Oito anos depois, no livro escrito pelo jornalista Marcelo Netto, Memórias de uma Guerra Suja (2012), o ex-delegado Cláudio Guerra disse que os corpos de Fernando, Collier e outros dez desaparecidos foram incinerados em fornos numa usina de açúcar de Campos de Goytacazes (RJ). Assim, a versão de um suposto “justiçamento” na AP é desacreditada por especialistas.
Conforme diversos registros documentais e testemunhais, são conhecidos apenas quatro atos do gênero na esquerda durante a ditadura. Três episódios ocorreram na organização ALN (Ação Libertadora Nacional) e um no PCBR (Partido Comunista Brasileiro Revolucionário), mas nenhum na AP, como lembra o jornalista Lucas Ferraz, que escreve um livro sobre “justiçamentos”. O tema também foi abordado em detalhes em um livro já clássico do historiador Jacob Gorender (1923-2013), Combate nas Trevas (1987), que nada fala sobre Fernando ter sido assassinado pela esquerda.
Nascido no Recife (PE), onde chegou a ser detido numa manifestação estudantil, Fernando deixou a AP no final dos anos 1960 e se juntou a uma dissidência chamada APML (Ação Popular Marxista Leninista). Nenhum documento escrito sobre ele pela própria ditadura o vincula a qualquer ato violento ou da esquerda armada contra o governo. Fernando não era processado quando desapareceu, aos 26 anos. Usava seu nome e sobrenome reais e era funcionário público de uma empresa de água e energia elétrica de São Paulo. Durante o carnaval de 1974, foi visitar seu amigo Collier, que morava no Rio. Segundo a família, ele desapareceu quando se dirigia ao encontro no bairro de Copacabana.
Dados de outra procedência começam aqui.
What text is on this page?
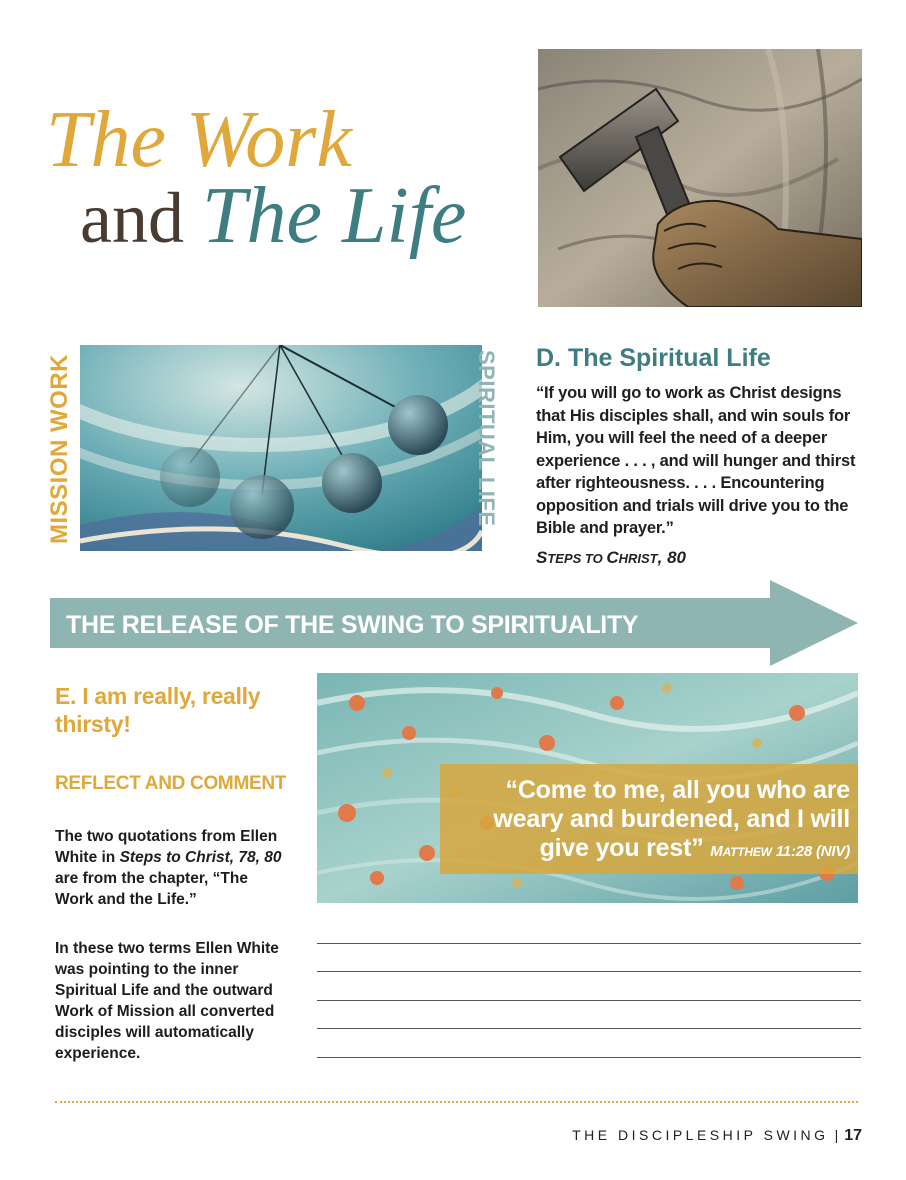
The Work
and The Life
MISSION WORK	SPIRITUAL LIFE D. The Spiritual Life
“If you will go to work as Christ designs that His disciples shall, and win souls for Him, you will feel the need of a deeper experience . . . , and will hunger and thirst after righteousness. . . . Encountering opposition and trials will drive you to the Bible and prayer.”
STEPS TO CHRIST, 80
THE RELEASE OF THE SWING TO SPIRITUALITY
E. I am really, really thirsty!
REFLECT AND COMMENT
The two quotations from Ellen White in Steps to Christ, 78, 80 are from the chapter, “The Work and the Life.”
In these two terms Ellen White was pointing to the inner Spiritual Life and the outward Work of Mission all converted disciples will automatically experience.
“Come to me, all you who are weary and burdened, and I will give you rest” MATTHEW 11:28 (NIV)
THE DISCIPLESHIP SWING | 17
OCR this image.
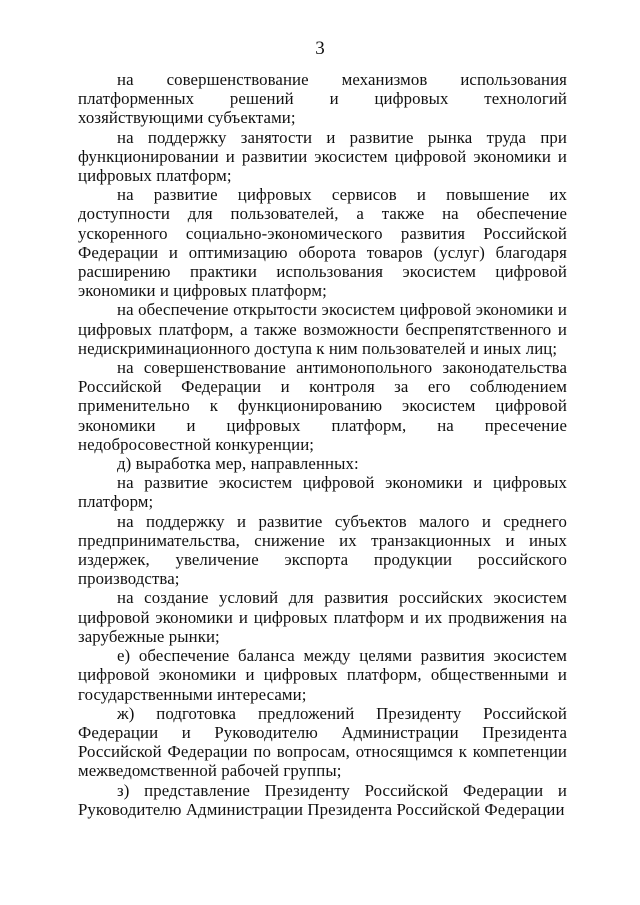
3

на совершенствование механизмов использования платформенных решений и цифровых технологий хозяйствующими субъектами;

на поддержку занятости и развитие рынка труда при функционировании и развитии экосистем цифровой экономики и цифровых платформ;

на развитие цифровых сервисов и повышение их доступности для пользователей, а также на обеспечение ускоренного социально-экономического развития Российской Федерации и оптимизацию оборота товаров (услуг) благодаря расширению практики использования экосистем цифровой экономики и цифровых платформ;

на обеспечение открытости экосистем цифровой экономики и цифровых платформ, а также возможности беспрепятственного и недискриминационного доступа к ним пользователей и иных лиц;

на совершенствование антимонопольного законодательства Российской Федерации и контроля за его соблюдением применительно к функционированию экосистем цифровой экономики и цифровых платформ, на пресечение недобросовестной конкуренции;

д) выработка мер, направленных:

на развитие экосистем цифровой экономики и цифровых платформ;

на поддержку и развитие субъектов малого и среднего предпринимательства, снижение их транзакционных и иных издержек, увеличение экспорта продукции российского производства;

на создание условий для развития российских экосистем цифровой экономики и цифровых платформ и их продвижения на зарубежные рынки;

е) обеспечение баланса между целями развития экосистем цифровой экономики и цифровых платформ, общественными и государственными интересами;

ж) подготовка предложений Президенту Российской Федерации и Руководителю Администрации Президента Российской Федерации по вопросам, относящимся к компетенции межведомственной рабочей группы;

з) представление Президенту Российской Федерации и Руководителю Администрации Президента Российской Федерации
Em 7 de agosto do mesmo ano – data que completará 45 anos na próxima quarta-feira –, seus familiares conseguiram, por intermédio de dom Paulo Evaristo Arns (1921-2016), uma audiência com o poderoso ministro Golbery, eminência parda do governo Geisel. Não houve nenhuma resposta sobre o paradeiro dos amigos. Meses depois, o ministro Falcão soltou uma nota à imprensa dizendo que eles estavam “na clandestinidade”.